Co-best individual performance, Maggie Dixon Classic edition: Alicia Manning. The senior forward isn't a one-for-one swap for Massengale when it comes to her position, but Manning saw a lot more playing time off the bench as part of a rotation that didn't include the freshman point guard. All she did with the newfound workload was contribute 12 points, 12 rebounds and four steals. For programs like Tennessee and Connecticut, there is a fine line between overrating role players who look better because of their surroundings and underrating those same sort of players who fall in the shadow of stars. Manning has always seemed like she fit the latter category more than the former, an athletic 6-foot-1 forward with some touch and an endless motor.

Best blast from the past: Ashley Arlen, Wayne State College. Time and resources make it difficult to dwell on the happenings in Division II, but Big 12 fans might well remember Arlen's name. As a freshman, she averaged 3.5 points and 3.1 rebounds per game in regular minutes for an Iowa State team that advanced to within a game of the Final Four. I was fortunate enough during a weekend trip to South Dakota to find Arlen back on a path that could end with a trip to the Final Four, albeit one in San Antonio this year and not Denver.

Arlen transferred to Div.

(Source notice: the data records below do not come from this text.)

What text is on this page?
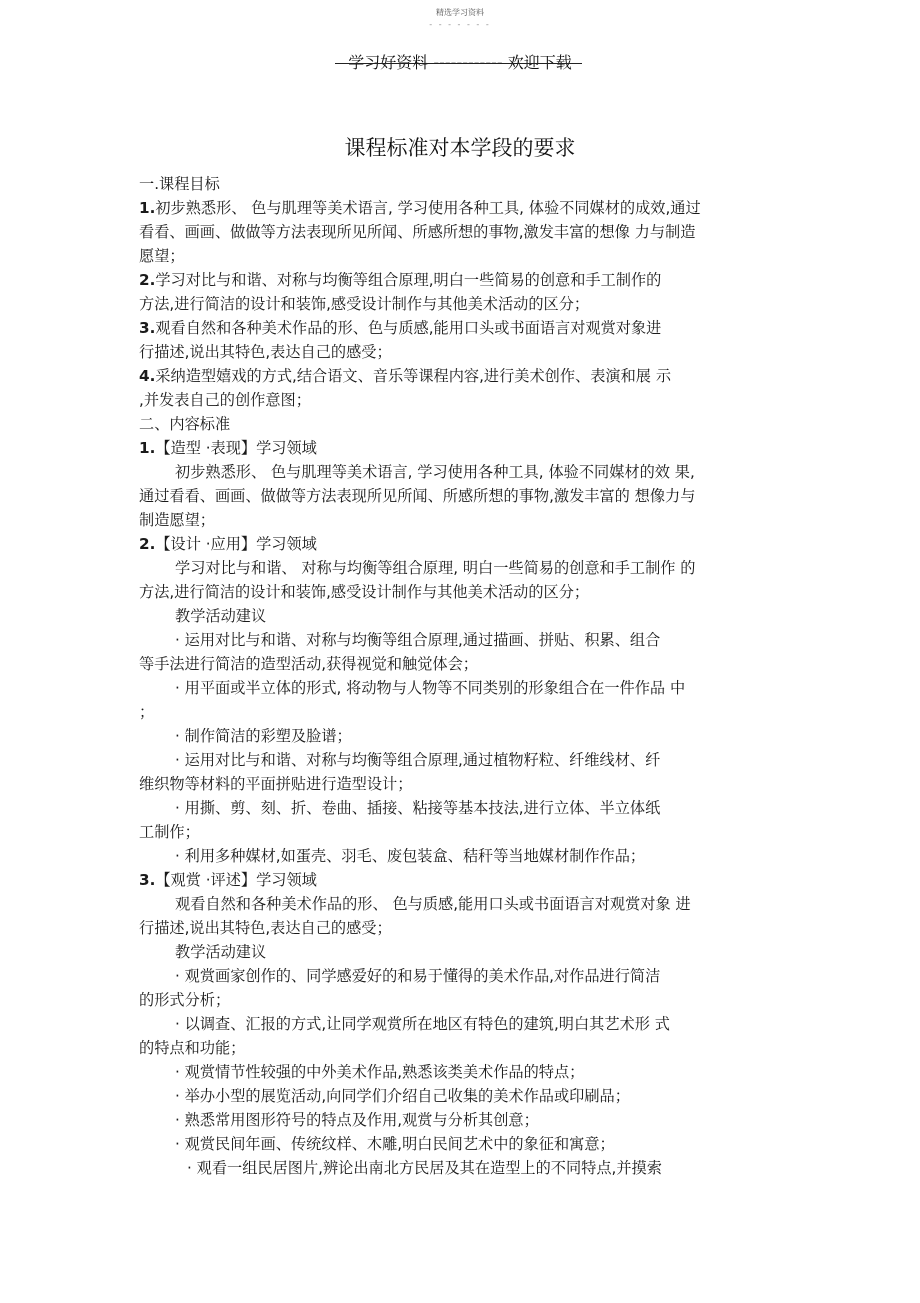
精选学习资料
- - - - - - -
学习好资料 ------------ 欢迎下载
课程标准对本学段的要求
一.课程目标
1.初步熟悉形、 色与肌理等美术语言, 学习使用各种工具, 体验不同媒材的成效,通过
看看、画画、做做等方法表现所见所闻、所感所想的事物,激发丰富的想像 力与制造
愿望；
2.学习对比与和谐、对称与均衡等组合原理,明白一些简易的创意和手工制作的
方法,进行简洁的设计和装饰,感受设计制作与其他美术活动的区分；
3.观看自然和各种美术作品的形、色与质感,能用口头或书面语言对观赏对象进
行描述,说出其特色,表达自己的感受；
4.采纳造型嬉戏的方式,结合语文、音乐等课程内容,进行美术创作、表演和展 示
,并发表自己的创作意图；
二、内容标准
1.【造型 ·表现】学习领域
初步熟悉形、 色与肌理等美术语言, 学习使用各种工具, 体验不同媒材的效 果,
通过看看、画画、做做等方法表现所见所闻、所感所想的事物,激发丰富的 想像力与
制造愿望；
2.【设计 ·应用】学习领域
学习对比与和谐、 对称与均衡等组合原理, 明白一些简易的创意和手工制作 的
方法,进行简洁的设计和装饰,感受设计制作与其他美术活动的区分；
教学活动建议
· 运用对比与和谐、对称与均衡等组合原理,通过描画、拼贴、积累、组合
等手法进行简洁的造型活动,获得视觉和触觉体会；
· 用平面或半立体的形式, 将动物与人物等不同类别的形象组合在一件作品 中
；
· 制作简洁的彩塑及脸谱；
· 运用对比与和谐、对称与均衡等组合原理,通过植物籽粒、纤维线材、纤
维织物等材料的平面拼贴进行造型设计；
· 用撕、剪、刻、折、卷曲、插接、粘接等基本技法,进行立体、半立体纸
工制作；
· 利用多种媒材,如蛋壳、羽毛、废包装盒、秸秆等当地媒材制作作品；
3.【观赏 ·评述】学习领域
观看自然和各种美术作品的形、 色与质感,能用口头或书面语言对观赏对象 进
行描述,说出其特色,表达自己的感受；
教学活动建议
· 观赏画家创作的、同学感爱好的和易于懂得的美术作品,对作品进行简洁
的形式分析；
· 以调查、汇报的方式,让同学观赏所在地区有特色的建筑,明白其艺术形 式
的特点和功能；
· 观赏情节性较强的中外美术作品,熟悉该类美术作品的特点；
· 举办小型的展览活动,向同学们介绍自己收集的美术作品或印刷品；
· 熟悉常用图形符号的特点及作用,观赏与分析其创意；
· 观赏民间年画、传统纹样、木雕,明白民间艺术中的象征和寓意；
· 观看一组民居图片,辨论出南北方民居及其在造型上的不同特点,并摸索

II Wayne State (Neb.) after one season in Ames, Iowa, and now averages better than 20 points per game for a team that entered the weekend ranked fourth. In Friday's game against Northern State (S.D.), where our paths crossed, she went for 27 points, six rebounds, three blocks and three steals. She still looked every bit a Division I player as a 6-2 forward with athleticism and a soft touch from beyond the arc, but she also looked and sounded about as happy as a basketball player can.

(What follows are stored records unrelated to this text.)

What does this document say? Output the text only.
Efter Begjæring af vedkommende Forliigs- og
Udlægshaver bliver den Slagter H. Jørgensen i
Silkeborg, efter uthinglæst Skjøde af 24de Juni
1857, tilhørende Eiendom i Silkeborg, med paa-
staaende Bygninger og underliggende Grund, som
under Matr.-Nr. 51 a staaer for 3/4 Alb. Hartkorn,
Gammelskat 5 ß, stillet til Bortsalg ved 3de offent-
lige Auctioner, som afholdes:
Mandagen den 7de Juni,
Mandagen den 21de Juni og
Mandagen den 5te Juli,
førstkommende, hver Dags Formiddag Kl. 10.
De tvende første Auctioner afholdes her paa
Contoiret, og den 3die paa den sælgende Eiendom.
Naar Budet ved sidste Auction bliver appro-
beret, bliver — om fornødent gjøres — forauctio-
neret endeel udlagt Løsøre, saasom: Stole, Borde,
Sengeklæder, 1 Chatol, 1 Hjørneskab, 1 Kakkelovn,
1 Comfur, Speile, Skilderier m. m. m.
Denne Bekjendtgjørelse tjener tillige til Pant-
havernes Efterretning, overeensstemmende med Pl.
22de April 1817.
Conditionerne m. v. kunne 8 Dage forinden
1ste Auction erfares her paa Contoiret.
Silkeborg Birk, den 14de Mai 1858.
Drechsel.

Wayne State coach Chris Kielsmeier won a national championship in Division III before taking his current job and isn't taking the gift of three seasons of Arlen for granted.

"She's a tremendous leader and extremely competitive," Kielsmeier said of a player who last season became Wayne State's first All-American. "She loves the game, wants to continue to play the game overseas with any opportunities that she can. … You're fortunate to be able to recruit someone like that, and she's a special player that has changed our program."

We so often hear about the beginning of the story when a player leaves a program looking for a different fit, but it was good to see the other end of the timeline.

The week ahead (Monday-Friday)

Tennessee at Rutgers (ESPN, 7 p.m. ET Tuesday): Rutgers doesn't lack for opportunities when it comes to big games against teams like Connecticut and Notre Dame in the Big East, but this is a chance to score as big a win as the program has had in quite some time. The Scarlet Knights will probably rise or fall based on perimeter play, and how much they can frustrate the Lady Vols without Massengale, but the boards are also a point of interest. Can a Rutgers team without a great deal of size maintain the rebounding advantage it has held all season?

DePaul at Princeton (Tuesday): This game looked more appealing before DePaul dropped Sunday's game by a sizable margin and Princeton suffered a surprising 13-point loss at Navy. But a win against the Blue Demons would still be a major achievement for the Ivy League powerhouse. And lest it go unsaid, credit to DePaul's Doug Bruno for not only going to play at Princeton but playing at Illinois State less than a week later.

UCLA at LSU (Tuesday): UCLA's remaining schedule before the end of the year: at LSU, versus Tennessee, at Temple, at Saint Joseph's, versus California, versus Temple. Good luck with that. But for all the obvious reasons, you know this week's game has special meaning for both Lady Tigers coach Nikki Caldwell and the Bruins she left behind.

Arizona State at DePaul (Friday): With the holidays approaching and many schools immersed in finals, it's a lean week of games of any kind, so we'll give the Blue Demons a second spot. Doug Bruno's team is in the middle of a tough stretch of the schedule and welcomes an Arizona State team off to a surprising 7-1 start but playing just its second road game.